Announcing Leslie Center Associate Professor Fellows

The Leslie Center for the Humanities proudly announces two Associate Professor Fellows for the 2021-2022 academic year.

The Leslie Center for the Humanities proudly announces two 2021-22 Associate Professor Fellows:

Prof. Sam Moodie (English and Creative Writing) and Prof. Paul Young (Film and Media Studies) will each hold a Leslie Center Fellowship next year. They will use the time provided by a course release to further their current research projects, lead a seminar session on their work, and participate actively in Leslie Center events.  

Professor Sam Moodie is an Associate Professor of English. Her primary interests are in Poetry and Caribbean literature. She teaches courses in Caribbean literature, African diasporic literature, and American, British, and Caribbean poetry. Professor Moodie's book project is titled, Rotten Bananas. Combining archival material from eighteenth century colonial Jamaica with more contemporary narratives during pivotal moments of socio-political and economic unrest, Rotten Bananas explores the personal and social implications of an African Caribbean family's ensnarement in imperial and colonial paradigms of valuation and wellness.  
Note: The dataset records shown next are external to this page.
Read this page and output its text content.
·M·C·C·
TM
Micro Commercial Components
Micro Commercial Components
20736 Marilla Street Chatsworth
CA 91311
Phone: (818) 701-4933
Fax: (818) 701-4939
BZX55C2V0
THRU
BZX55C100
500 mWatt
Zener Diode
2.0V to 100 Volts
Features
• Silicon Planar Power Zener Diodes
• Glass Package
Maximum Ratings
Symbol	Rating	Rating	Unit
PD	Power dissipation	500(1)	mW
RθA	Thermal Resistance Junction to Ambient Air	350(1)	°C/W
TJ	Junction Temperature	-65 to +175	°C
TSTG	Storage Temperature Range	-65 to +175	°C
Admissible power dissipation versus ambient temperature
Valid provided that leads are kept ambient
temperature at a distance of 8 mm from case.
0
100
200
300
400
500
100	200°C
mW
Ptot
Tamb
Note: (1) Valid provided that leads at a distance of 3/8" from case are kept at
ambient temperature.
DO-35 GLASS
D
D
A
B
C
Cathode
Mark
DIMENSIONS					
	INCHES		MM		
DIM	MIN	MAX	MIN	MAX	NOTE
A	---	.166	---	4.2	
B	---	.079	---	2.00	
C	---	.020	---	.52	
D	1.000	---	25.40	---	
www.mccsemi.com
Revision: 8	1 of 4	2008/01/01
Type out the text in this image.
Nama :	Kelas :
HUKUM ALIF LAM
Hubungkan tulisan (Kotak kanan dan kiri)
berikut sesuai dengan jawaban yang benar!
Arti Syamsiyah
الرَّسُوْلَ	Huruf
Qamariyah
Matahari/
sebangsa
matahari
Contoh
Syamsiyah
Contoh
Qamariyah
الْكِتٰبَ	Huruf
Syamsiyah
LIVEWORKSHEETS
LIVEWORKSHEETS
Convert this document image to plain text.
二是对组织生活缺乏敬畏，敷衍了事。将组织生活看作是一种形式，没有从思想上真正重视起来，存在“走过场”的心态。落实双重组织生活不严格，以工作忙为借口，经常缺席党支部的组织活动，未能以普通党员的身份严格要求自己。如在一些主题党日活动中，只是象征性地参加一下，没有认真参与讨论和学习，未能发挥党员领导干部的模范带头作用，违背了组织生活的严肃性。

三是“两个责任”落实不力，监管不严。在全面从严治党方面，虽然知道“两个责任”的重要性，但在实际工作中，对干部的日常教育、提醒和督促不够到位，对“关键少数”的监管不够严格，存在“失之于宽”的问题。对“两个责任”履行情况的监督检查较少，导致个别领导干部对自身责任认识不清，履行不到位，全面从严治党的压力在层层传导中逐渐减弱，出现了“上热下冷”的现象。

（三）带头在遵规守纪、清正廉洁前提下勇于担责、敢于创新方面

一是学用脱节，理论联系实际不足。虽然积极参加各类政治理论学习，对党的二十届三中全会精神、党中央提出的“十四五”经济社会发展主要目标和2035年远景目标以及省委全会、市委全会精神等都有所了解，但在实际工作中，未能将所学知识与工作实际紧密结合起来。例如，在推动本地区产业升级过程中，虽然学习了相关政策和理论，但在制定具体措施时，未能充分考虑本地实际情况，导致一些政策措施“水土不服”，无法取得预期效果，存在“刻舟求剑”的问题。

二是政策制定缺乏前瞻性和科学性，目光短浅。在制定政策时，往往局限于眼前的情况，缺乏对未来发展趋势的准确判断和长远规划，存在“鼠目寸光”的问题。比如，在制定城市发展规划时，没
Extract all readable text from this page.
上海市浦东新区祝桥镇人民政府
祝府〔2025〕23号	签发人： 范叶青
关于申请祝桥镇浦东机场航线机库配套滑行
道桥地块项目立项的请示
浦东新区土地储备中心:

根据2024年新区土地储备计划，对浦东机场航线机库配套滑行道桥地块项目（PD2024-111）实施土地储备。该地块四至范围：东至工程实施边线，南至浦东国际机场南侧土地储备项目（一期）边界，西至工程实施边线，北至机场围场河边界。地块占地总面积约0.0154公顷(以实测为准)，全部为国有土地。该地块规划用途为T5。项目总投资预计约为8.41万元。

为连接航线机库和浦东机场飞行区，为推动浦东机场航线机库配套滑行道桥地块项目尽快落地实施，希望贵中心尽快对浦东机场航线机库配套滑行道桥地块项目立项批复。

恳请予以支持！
Professor Paul Young is an Associate Professor of Film and Media Studies at Dartmouth College. He has written two books, Frank Miller's Daredevil and the Ends of Heroism (Rutgers, July 2016) and The Cinema Dreams Its Rivals: Media Fantasy Films from Radio to the Internet (Minnesota 2006). His subjects of interest include the historiography of film noir, the dawn of film sound, American naturalism and early cinema, video game genres, and the telegraphic imaginary of early film. Professor Young's book project is titled, Reflective Features. Reflective Features: Women's Work and Authorship in the Early American Feature Film, 1912-1922 focuses on the crucial roles played by female filmmakers—director Lois Weber, screenwriter and producer June Mathis, and Mary Pickford, the biggest star (and producer) of the 1910s—in the development of the feature-length narrative film.